The "dancing link algorithm" explained by Knuth is not an algorithm. It is
a mix between an algorithm (or an algorithmic idea) and a data structure.
The algorithmic idea is the backtracking tree shaped exploration of the
set of solutions of a combinatorial problem. The data structure is the
reversible list of assignments that are still possible for a variable at a
given node of the search tree.

> has someone an idea if there is an equally fast way to implent this more
> functional ? The method in the paper seems pretty good, just adjusting a
> the linksfields of the structure...

The modern approach separates the problem in several orthogonal
components:

- reduction algorithms : how not to explore all the possible solutions of
an NP-problem using some mathematical/combinatorial properties like "the
solution cannot contain both x = 3 and y = 5"

- tree search implementation : can be done by node sharing (that is there
is a copy of every leaf of the tree) or node replaying (There is a virtual
tree and a single physical node. Every time you want to change of node in
the virtual tree you must resynchronize it with some data you kept about
the path that lead you there). The first one will lead to "reversible data
structure"  techniques while the second one to "persistent data structure"
techniques.

- the visiting heuristic : how do I jump from one node to another in the
tree, when do I open or close nodes, etc.

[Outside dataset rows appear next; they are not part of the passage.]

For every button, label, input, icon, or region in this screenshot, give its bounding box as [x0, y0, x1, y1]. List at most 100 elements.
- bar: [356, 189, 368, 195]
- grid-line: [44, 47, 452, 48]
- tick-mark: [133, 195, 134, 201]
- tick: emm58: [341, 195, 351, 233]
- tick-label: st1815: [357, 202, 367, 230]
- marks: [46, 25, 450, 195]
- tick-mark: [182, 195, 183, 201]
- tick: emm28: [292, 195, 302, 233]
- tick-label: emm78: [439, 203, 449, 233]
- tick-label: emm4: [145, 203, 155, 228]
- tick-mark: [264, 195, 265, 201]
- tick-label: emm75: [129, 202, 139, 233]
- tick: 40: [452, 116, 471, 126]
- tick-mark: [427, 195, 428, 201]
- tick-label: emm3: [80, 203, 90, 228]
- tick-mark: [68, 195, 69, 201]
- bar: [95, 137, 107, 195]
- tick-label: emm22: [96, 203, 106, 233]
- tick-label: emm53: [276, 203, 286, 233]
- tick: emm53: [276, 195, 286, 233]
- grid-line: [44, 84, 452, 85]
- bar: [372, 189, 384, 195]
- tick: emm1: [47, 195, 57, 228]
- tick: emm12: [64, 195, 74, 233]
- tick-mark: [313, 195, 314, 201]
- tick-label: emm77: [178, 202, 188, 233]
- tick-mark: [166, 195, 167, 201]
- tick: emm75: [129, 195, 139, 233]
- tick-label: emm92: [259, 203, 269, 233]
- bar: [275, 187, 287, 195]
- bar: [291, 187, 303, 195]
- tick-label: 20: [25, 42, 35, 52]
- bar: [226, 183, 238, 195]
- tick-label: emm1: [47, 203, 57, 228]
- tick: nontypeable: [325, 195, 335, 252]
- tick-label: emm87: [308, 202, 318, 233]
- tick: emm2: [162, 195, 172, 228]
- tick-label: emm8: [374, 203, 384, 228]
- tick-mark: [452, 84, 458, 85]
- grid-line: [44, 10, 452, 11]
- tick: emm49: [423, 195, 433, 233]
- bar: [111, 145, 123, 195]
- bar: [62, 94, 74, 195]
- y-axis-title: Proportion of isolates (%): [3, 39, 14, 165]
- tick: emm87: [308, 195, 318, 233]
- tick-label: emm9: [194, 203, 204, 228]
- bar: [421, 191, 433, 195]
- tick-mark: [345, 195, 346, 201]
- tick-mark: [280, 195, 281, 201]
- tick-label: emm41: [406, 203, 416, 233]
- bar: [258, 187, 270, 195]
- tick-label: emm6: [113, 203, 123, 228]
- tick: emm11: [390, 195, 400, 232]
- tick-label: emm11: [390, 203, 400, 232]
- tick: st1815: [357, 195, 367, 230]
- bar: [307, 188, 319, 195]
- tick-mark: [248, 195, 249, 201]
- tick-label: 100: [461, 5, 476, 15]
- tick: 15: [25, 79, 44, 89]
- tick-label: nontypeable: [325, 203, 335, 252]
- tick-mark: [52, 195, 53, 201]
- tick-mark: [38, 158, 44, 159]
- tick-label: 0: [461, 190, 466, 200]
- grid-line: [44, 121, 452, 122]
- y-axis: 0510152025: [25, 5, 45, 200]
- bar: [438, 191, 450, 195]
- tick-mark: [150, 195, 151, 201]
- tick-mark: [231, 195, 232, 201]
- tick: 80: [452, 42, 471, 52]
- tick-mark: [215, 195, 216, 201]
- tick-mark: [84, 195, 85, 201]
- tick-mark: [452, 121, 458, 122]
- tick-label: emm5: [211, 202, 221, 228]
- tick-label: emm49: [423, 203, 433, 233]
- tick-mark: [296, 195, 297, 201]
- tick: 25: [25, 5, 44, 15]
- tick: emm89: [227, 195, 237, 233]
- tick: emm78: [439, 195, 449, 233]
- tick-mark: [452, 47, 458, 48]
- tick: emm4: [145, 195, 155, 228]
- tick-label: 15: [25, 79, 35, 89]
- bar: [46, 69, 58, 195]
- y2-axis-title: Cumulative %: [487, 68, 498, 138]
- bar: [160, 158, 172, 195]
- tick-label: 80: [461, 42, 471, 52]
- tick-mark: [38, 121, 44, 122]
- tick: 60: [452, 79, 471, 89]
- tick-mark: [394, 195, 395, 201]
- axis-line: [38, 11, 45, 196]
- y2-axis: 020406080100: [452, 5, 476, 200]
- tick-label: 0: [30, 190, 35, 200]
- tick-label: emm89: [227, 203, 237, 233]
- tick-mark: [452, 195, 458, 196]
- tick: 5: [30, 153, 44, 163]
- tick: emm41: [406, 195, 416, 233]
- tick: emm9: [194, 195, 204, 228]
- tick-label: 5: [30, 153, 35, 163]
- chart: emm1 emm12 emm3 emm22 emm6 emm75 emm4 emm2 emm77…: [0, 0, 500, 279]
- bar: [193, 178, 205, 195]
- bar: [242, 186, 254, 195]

The modern name is "implicit enumeration algorithms" which split
themselves into multiple branches according to the way the branches in the
search tree are pruned : (integer) linear programming, constraint
programming, SAT, etc.

By the way, they have also been combined with ascending algorithms (not
tree like explorations of the search space) like dynamic programming,
resolution, etc.

> you can solve puzzle problems with this algorithm and shorter (execution
> time) is really better here :-)

The method which is the closest to the one described in Knuth's paper is
named Constraint Programming (CP). There are several libraries for that in
many languages including Caml (it's name is FaCiLe).

        Diego Olivier